Craig Cuccia will receive this year’s Sister Margaret Cafferty Development of People Award for his work training and employing at-risk teens and young adults in the hospitality industry in New Orleans.

The national award is given annually by the Catholic Campaign for Human Development, the domestic anti-poverty program of the U.S. Conference of Catholic Bishops.

Cuccia will receive the award Feb. 12 at the Annual Combined Social Ministry Meeting at the Capitol Hilton in Washington.

Cuccia is the co-founder and executive director of Café Reconcile, a restaurant in New Orlean’s Central City neighborhood. It provides practical, on-the-job training and life skills to local hospitality school students and other residents and helps them to develop expertise in restaurant service and management.

The Café, which began in 1997 as a modest candy shop in a renovated corner of a derelict building, is one of the city’s Top Ten soul food restaurants today, with no meal priced at more than $8.

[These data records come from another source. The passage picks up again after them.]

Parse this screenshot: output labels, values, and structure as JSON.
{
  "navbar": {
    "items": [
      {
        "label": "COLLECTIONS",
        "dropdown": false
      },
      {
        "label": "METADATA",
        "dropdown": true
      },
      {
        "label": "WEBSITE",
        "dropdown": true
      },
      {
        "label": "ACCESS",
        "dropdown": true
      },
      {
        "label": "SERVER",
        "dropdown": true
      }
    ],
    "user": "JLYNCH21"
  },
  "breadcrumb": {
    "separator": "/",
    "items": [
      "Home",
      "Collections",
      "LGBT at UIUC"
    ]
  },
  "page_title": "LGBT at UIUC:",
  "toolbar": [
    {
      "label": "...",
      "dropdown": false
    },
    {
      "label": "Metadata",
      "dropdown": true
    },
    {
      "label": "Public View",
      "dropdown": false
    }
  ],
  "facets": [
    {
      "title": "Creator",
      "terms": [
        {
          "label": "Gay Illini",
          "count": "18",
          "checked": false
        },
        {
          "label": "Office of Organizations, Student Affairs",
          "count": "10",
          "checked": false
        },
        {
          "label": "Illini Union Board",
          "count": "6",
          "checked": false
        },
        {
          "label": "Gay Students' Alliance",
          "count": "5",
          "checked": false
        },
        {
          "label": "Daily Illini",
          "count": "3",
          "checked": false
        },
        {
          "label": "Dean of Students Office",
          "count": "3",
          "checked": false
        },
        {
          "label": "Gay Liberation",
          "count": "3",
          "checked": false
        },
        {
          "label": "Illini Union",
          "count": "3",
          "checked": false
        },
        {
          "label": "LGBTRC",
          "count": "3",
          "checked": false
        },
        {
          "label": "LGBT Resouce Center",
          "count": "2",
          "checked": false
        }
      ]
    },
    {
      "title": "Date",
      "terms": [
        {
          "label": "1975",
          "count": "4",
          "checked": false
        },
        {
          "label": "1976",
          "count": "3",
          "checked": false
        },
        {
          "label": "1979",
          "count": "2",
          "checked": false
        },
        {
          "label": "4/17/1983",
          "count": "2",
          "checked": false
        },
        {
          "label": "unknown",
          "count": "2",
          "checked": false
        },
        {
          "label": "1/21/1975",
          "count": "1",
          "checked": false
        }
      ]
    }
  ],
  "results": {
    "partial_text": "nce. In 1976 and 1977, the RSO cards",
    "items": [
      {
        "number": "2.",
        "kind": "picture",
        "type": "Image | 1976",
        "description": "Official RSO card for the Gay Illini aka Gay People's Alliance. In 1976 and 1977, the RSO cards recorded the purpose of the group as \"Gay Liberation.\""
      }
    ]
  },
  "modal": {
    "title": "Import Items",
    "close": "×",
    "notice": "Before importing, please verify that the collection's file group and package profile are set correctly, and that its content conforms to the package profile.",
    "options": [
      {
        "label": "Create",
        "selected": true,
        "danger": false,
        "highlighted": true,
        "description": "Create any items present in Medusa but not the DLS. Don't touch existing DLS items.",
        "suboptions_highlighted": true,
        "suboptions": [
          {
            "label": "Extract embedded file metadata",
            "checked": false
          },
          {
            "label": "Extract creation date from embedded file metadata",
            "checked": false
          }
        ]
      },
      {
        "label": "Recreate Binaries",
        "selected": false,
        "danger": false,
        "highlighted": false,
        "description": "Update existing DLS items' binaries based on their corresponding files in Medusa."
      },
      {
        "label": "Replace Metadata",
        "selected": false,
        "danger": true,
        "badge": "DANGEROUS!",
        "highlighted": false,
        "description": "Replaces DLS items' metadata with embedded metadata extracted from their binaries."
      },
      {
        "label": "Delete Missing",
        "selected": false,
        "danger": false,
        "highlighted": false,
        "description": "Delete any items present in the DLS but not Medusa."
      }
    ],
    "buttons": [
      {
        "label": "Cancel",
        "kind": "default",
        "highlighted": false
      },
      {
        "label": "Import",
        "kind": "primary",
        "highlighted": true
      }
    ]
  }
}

The New Orleans native became involved in ministry in the mid-1990s through his spiritual director, the late Fr. Harry Tompson, SJ, who helped him open a center for homeless people. They bought the Central City building that is now home to Café Reconcile. They began to develop the Café as a cooperative project of the Learning for a Sustainable Future Foundation and the St. John Francis Regis Hospitality School.

The current Café operation opened in 2000. Since then, more than 250 young people have completed the training program. Many have moved on to careers in the city’s top restaurants and there are now 10 full-time neighborhood employees at the Café.

Hurricane Katrina did not devastate the Central City neighborhood to the same extent as some other neighborhoods, and Café Reconcile reopened less than two months later.

Interestingly, the damage has provided both challenges and opportunities for the café. Central City has become a newly desirable location, and Cuccia is working with a church group to develop affordable housing so that the low-income residents will be able to stay as the area gentrifies. He has also expanded the focus of his program to train young adults for the many construction jobs now available throughout the city.

In addition, Cuccia is increasing Café Reconcile’s catering operation, developing a family learning center and working on the model for a “business incubator” to bring new jobs to the area.